Realpolitik, Not Myth, Will Help Saudis
[Note that this entry ran as an Op-Ed piece in the (Los Angeles) Daily News on November 15, 1990, during the troop buildup known as “Operation Desert Shield"].
Saudi Arabia, like the Soviet Union, has recently discovered that an unworkable, unrealistic mythology is a poor basis upon which to run a country. The Saudi myth system, of course, has nothing to do with the Communist brotherhood of workers; it relates, instead, to the Islamic brotherhood of Arabs. The Arab empire, stretching from the Atlantic Ocean to Persia, is struggling to emerge from five centuries of European and Turkish occupation.
Despite the withdrawal of imperial forces, cultural and economic imperialism remains. Most galling of all, when the last wave of Europeans withdrew in 1948, they left behind their Jewish vassals to guard the long-sought prize of Jerusalem. Under this myth system, the West, and in particular the United States, is not just a bad outsider, but an evil infidel. Israel is not simply a difficult neighbor, but an offensive presence. These myths are so deeply ingrained in the Arab psyche that a military alliance with the west could easily lead to popular insurrection, and that peace with Israel, even in the face of the current Iraqi threat, remains unthinkable.
The Egyptians were the first Arabs to recognize the merits of pragmatism. Their participation in the Camp David accords has been rewarded with the return of the Sinai, peace with Israel, substantial American aid, and rapid integration into the Western world. The Saudis stand poised to become the second. Over the past few months, the ruling family may have come to recognize that blind devotion to their own mythology can have its drawbacks.
Saddam Hussein provided them with the opportunity to make their dreams a reality. All that they had to do was grant him control of OPEC’s economic policy. In exchange, he would unify the Arab nation, stand up to the West, and incinerate half of Israel. Many Arabs found the deal attractive; Jordan, Yemen, and the PLO quickly accepted. Kuwait dissented, and was crushed. The Saudis, faced with the choice between their own political existence and the attainment of their mythical ideal, rapidly learned the meaning of realpolitik. The brotherhood was put on hold, and Western aid was enlisted.
The United States was ready, willing, and able to respond to the Saudi call for help. Had we not responded when we did, Saudi Arabia would probably not be independent today; at the very least, it would not have an independent economic policy. Nevertheless, we have acceded to the convoluted notion that our Arab allies are doing us a favor by allowing us to stand up to Iraqi aggression. Were the coalition to fall apart tomorrow, the United States would suffer a loss of prestige on the world stage. The governments of Saudi Arabia, the United Arab Emirates, and Oman would probably not see New Year’s Day; those of Egypt and Syria would be severely weakened. The United States should not bear primary responsibility for maintaining this coalition. Our Arab allies should be taking every measure possible to guarantee that we remain.
We should be encouraging the Saudis to embrace some important Western ideas, such as the nation-state.

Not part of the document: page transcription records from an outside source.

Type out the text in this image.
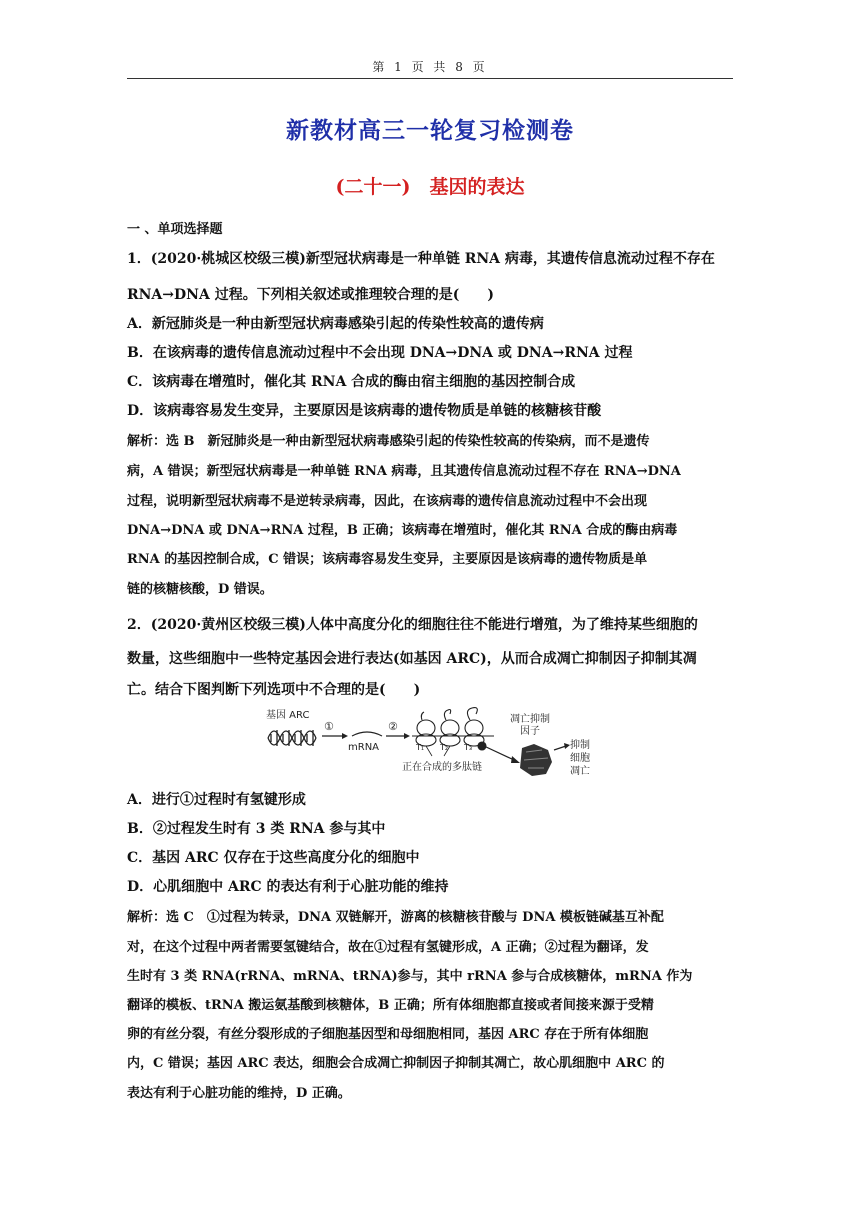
第 1 页 共 8 页
新教材高三一轮复习检测卷
(二十一)　基因的表达
一 、单项选择题
1．(2020·桃城区校级三模)新型冠状病毒是一种单链 RNA 病毒，其遗传信息流动过程不存在
RNA→DNA 过程。下列相关叙述或推理较合理的是(　　)
A．新冠肺炎是一种由新型冠状病毒感染引起的传染性较高的遗传病
B．在该病毒的遗传信息流动过程中不会出现 DNA→DNA 或 DNA→RNA 过程
C．该病毒在增殖时，催化其 RNA 合成的酶由宿主细胞的基因控制合成
D．该病毒容易发生变异，主要原因是该病毒的遗传物质是单链的核糖核苷酸
解析：选 B　新冠肺炎是一种由新型冠状病毒感染引起的传染性较高的传染病，而不是遗传
病，A 错误；新型冠状病毒是一种单链 RNA 病毒，且其遗传信息流动过程不存在 RNA→DNA
过程，说明新型冠状病毒不是逆转录病毒，因此，在该病毒的遗传信息流动过程中不会出现
DNA→DNA 或 DNA→RNA 过程，B 正确；该病毒在增殖时，催化其 RNA 合成的酶由病毒
RNA 的基因控制合成，C 错误；该病毒容易发生变异，主要原因是该病毒的遗传物质是单
链的核糖核酸，D 错误。
2．(2020·黄州区校级三模)人体中高度分化的细胞往往不能进行增殖，为了维持某些细胞的
数量，这些细胞中一些特定基因会进行表达(如基因 ARC)，从而合成凋亡抑制因子抑制其凋
亡。结合下图判断下列选项中不合理的是(　　)
基因 ARC
①
mRNA
②
T₁ T₂ T₃
正在合成的多肽链
凋亡抑制
因子
抑制
细胞
凋亡
A．进行①过程时有氢键形成
B．②过程发生时有 3 类 RNA 参与其中
C．基因 ARC 仅存在于这些高度分化的细胞中
D．心肌细胞中 ARC 的表达有利于心脏功能的维持
解析：选 C　①过程为转录，DNA 双链解开，游离的核糖核苷酸与 DNA 模板链碱基互补配
对，在这个过程中两者需要氢键结合，故在①过程有氢键形成，A 正确；②过程为翻译，发
生时有 3 类 RNA(rRNA、mRNA、tRNA)参与，其中 rRNA 参与合成核糖体，mRNA 作为
翻译的模板、tRNA 搬运氨基酸到核糖体，B 正确；所有体细胞都直接或者间接来源于受精
卵的有丝分裂，有丝分裂形成的子细胞基因型和母细胞相同，基因 ARC 存在于所有体细胞
内，C 错误；基因 ARC 表达，细胞会合成凋亡抑制因子抑制其凋亡，故心肌细胞中 ARC 的
表达有利于心脏功能的维持，D 正确。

Democracy has little hope of taking hold in the Arab world in the near future. Capitalism, on the other hand, holds great promise. The wealthy rulers in the Gulf have long enjoyed its benefits; they should be taught to accept its responsibilities, as well. The Saudis (and other Gulf leaders) should be encouraged to disavow their mythical positions as custodians of the great Arab resource (oil) by proclaiming their own national mineral rights. They should also be pushed to call for an end to terrorism and a need for long-term regional stability.
The United States should encourage the Saudis to join the Camp David accords. Current political reality makes the Saudis and the Israelis natural allies. Recent Saudi statements about the danger of a well-armed Iraq and the affirmation of Palestinian rights without an acceptance of the PLO’s leadership, all mirror long-held Israeli positions.
A peace process begun along these lines would help the Saudis, the Israelis, the Egyptians, the United States, and all Palestinian Arabs willing to live in peace with Israel. It would hurt Iraq, the PLO, and their radical followers. There is no rational reason for the exclusion of Israel from the anti-Iraq coalition. Israel’s exclusion is based on an ideology that is deeply rooted in the Arabs’ anti-Western myth system. If the Saudis are unwilling to negotiate with Israel during times of clear, common security concerns, no peaceful settlement can reasonably be expected.
The rest of the world should be as eager to embrace newly realistic Arab nations as they were to welcome Eastern Europe. The conditions for acceptance, however, must be absolute: a renunciation of anti-Western mythology, and a demonstrated commitment to peace, security, regional stability, and economic integration. If several Arab states accept these terms, history will record our current actions in the Gulf as a major success. If, on the other hand, we allow our Arab allies to cling to their myths and their hatred, we are simply wasting American time, money, and lives. The Arab world will remain unstable, bloody, and hopelessly biased against the West. The choice, however, is not ours; it must be made by the Saudis. The best that we can do is point them in the right direction.